前回はオフ・バランス資産(バランスシートに載らない資産)を重視した経営の重要性について書きました。
この考え方は、今から10年前くらいから経産省の肝入りで進められている中小企業の新たな経営スタイルである「知的資産経営」に織り込まれています。
今回はこの「知的資産経営」について少し書いてみたいと思います。
「知的資産経営」を語る上で、時折り引用される名言がありますのでご紹介しておきます。
『財を残すは下、業を残すは中、人を残すは上』というものです。これは、明治時代の医師であり政治家であった後藤新平の言葉として言い伝えられているものです。
また、2009年プロ野球監督を辞められる野村克也監督が最後のインタビューでこう語りました。
『人間何を残すか。人を残すのが一番。少しは野球界に貢献できたかな....。』
人とは唯一お客さんに価値を提供するものを作り上げることができる“資産”である、ということでしよう。名君、人を残す....。
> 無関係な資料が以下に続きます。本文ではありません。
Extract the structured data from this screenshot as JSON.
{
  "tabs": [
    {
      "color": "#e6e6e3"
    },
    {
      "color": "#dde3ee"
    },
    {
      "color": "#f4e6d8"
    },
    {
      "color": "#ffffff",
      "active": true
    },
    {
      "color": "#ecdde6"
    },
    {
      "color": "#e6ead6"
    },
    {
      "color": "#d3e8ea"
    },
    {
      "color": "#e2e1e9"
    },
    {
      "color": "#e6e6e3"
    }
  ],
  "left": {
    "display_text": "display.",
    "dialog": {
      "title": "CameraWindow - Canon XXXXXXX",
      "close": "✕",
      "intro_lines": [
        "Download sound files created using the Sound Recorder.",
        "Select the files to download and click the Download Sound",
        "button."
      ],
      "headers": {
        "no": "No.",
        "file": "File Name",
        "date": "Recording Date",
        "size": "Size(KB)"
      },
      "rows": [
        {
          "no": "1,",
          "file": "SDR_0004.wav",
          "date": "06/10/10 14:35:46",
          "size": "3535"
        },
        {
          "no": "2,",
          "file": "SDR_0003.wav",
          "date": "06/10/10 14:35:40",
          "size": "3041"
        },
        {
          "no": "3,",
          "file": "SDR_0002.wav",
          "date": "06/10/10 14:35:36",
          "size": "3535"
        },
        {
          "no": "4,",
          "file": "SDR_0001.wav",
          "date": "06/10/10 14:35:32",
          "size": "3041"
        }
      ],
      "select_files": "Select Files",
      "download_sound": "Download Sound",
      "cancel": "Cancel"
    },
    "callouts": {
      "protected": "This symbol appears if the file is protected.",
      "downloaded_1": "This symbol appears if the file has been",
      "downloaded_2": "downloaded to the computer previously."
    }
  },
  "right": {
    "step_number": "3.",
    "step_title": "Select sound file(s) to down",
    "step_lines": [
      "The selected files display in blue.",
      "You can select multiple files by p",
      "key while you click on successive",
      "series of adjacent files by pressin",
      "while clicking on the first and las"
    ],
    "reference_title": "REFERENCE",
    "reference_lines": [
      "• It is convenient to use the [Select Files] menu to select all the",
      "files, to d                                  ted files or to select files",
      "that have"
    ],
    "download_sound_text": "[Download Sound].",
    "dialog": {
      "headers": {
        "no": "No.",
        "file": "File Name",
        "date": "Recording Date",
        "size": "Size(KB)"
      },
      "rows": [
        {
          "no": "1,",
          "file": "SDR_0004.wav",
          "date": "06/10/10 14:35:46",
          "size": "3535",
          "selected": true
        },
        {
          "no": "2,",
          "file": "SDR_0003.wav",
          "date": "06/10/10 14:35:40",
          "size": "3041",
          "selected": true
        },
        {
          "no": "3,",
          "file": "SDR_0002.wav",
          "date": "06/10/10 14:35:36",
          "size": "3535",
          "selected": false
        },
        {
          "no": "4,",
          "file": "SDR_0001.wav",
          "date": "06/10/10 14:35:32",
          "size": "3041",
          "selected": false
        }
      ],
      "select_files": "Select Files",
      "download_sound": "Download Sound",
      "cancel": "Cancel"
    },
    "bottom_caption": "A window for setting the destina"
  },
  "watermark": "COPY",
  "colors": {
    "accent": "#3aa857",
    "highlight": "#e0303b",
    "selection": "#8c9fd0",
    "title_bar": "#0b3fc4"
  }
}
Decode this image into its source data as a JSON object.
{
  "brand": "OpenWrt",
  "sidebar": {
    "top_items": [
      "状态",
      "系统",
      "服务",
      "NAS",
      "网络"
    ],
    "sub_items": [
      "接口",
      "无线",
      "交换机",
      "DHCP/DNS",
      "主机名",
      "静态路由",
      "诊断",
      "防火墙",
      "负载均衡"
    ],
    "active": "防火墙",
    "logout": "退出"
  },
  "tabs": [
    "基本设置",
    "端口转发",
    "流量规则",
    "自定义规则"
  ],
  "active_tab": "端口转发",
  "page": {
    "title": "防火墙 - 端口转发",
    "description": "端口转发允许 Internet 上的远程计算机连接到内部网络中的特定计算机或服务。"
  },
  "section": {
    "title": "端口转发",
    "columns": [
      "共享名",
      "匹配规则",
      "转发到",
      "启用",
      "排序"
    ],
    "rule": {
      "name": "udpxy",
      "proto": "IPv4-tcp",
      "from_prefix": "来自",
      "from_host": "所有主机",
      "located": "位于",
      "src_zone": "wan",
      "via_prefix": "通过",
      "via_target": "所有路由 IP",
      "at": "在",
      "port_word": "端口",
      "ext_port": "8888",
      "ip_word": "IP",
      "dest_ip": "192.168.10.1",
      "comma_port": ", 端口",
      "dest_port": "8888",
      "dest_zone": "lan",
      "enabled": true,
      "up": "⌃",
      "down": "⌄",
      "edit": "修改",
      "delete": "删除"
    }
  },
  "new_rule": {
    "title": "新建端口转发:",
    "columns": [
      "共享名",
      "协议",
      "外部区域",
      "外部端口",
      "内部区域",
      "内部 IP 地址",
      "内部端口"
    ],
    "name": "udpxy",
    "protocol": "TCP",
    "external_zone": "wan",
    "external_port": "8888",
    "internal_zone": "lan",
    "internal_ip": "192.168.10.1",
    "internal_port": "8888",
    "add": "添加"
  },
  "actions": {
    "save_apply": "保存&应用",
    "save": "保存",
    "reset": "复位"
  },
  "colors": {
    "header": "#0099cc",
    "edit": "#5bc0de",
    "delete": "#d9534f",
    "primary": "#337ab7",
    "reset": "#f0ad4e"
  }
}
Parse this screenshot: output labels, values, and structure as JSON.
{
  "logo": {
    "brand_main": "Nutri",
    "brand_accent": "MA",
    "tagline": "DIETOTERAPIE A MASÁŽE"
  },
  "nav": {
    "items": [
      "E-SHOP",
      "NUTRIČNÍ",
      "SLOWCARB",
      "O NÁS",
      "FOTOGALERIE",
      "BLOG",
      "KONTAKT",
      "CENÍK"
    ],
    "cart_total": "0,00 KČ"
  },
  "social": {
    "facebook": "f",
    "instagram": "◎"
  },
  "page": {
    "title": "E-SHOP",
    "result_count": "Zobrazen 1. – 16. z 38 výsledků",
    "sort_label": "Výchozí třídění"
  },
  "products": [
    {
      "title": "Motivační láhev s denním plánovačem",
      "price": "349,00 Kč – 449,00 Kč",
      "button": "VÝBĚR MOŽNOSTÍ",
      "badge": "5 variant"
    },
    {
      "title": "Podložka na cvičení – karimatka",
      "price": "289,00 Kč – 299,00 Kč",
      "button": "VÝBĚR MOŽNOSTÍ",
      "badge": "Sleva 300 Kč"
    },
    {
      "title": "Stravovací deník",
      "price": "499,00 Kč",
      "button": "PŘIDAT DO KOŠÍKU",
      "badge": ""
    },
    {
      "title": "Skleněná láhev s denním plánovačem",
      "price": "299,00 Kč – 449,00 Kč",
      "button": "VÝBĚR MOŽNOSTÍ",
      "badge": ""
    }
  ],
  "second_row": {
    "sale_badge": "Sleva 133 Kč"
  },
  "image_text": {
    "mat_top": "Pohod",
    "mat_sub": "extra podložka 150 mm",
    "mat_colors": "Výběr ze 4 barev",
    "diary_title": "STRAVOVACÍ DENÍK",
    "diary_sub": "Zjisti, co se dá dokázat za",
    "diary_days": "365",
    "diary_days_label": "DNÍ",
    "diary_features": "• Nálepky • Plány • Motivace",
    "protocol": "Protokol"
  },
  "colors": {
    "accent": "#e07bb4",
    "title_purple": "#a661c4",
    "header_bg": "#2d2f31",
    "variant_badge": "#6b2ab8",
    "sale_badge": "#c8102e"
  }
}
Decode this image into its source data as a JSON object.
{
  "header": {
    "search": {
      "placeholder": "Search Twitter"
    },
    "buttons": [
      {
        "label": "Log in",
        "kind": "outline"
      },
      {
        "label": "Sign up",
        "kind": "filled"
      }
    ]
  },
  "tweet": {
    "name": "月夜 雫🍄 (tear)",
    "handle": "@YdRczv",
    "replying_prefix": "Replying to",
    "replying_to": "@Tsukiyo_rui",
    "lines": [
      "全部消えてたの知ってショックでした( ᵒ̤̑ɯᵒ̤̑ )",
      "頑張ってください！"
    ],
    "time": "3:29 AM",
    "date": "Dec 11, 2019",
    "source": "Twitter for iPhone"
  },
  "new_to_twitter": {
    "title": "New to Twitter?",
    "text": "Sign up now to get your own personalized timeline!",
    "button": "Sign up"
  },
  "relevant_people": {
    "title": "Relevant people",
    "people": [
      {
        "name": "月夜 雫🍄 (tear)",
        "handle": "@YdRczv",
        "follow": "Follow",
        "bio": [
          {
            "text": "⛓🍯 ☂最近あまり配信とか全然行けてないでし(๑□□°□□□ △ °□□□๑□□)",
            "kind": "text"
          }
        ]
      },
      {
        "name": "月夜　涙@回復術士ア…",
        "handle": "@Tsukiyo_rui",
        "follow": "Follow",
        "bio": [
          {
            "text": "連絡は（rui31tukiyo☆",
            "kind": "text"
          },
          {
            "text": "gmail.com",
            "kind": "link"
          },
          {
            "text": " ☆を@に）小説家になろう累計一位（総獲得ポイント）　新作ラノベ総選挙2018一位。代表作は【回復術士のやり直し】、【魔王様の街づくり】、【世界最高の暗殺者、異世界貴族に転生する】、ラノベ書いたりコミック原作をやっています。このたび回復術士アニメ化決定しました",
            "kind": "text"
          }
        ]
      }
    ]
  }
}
何となくわかるような気がします。
前置きはここまでとして、「知的資産経営」の話を続けましょう。
「知的資産経営マニュアル」によれば、知的資産をこう説明しています。
~≪以下引用≫
知的資産とは「従来のバランスシート上に記載されている資産以外の無形の資産であり、企業における競争力の源泉である、人材、技術、技能、知的財産(特許・ブランド等)、組織力、経営理念、顧客とのネットワーク等、財務諸表には表われてこない目に見えにくい経営資源の総称」を指す。
≪引用終り≫~
知的資産を三つに分類すると、「人的資産」「構造資産」「関係資産」に分けることができます。
さらに、中小企業の場合、この三つの資産の構成割合は、人的資産=80、構造資産=10、関係資産=10なんだそうです。人が利益の中心となっている形態が中小企業の実態だと言えます。
つまり、経験や技、スキルを持った人が職場を離れる(退職する)と、その企業の知的資産が激減してしまい、収益を上げられなくなってしまうという事態に追い込まれる。
こういったことを防ぐ手段が、資産の大半(80)を占める人的資産を構造資産化して行くことだと言われています。
まず、自社の技やノウハウ、過去の経験など全て棚卸ししてみてください。きっと、自社の強みが見えてくるはずです。それと同時に、様々な気づき(発掘)も有るかもしれません。自社の強みの見える化を行うのです。
そして、それを基に、「営業・経営マニュアル」「教育システム」「人的資産の評価・報償規程」「営業秘密」「データベース構築」などの作成に落とし込んでいきます。
さらにこれを、世代を超えて企業を存続させる力となる「構造資産」へと変化・成長させていくのです。知恵と工夫の蓄積だと言えます。
こうして「人的資産」から作られた「構造資産」が、その後自社に新たな「関係資産」の構築をもたらしてくれるかもしれません。それに、その新たに構築された「関係資産」が、将来の「人的資産」の確保・育成に貢献してくれるようになればしめたものです。知的資産経営の成功スパイラルの出来上がりです。
知的資産の三つの分類で、自社のそれぞれの資産の構成要素を変化(人的資産への比率を減少)させることができれば、その会社は永遠に存続する可能性が生まれます(100年企業)。
知的資産という目には見えない資産を目に見える化して体系づけて行き、将来を見据えた経営を行うことが知的資産経営の目的なのです。
最後に、「財を残すは下、業を残すは中、人を残すは上」には、以下のような続きがあることも書き添えておきます。
『されど、財なさずんば事業保ち難く、事業なくんば人育ち難し※』
※良い人材を残すには、良い事業が必要であり、事業を継続するには金が要るのですよ。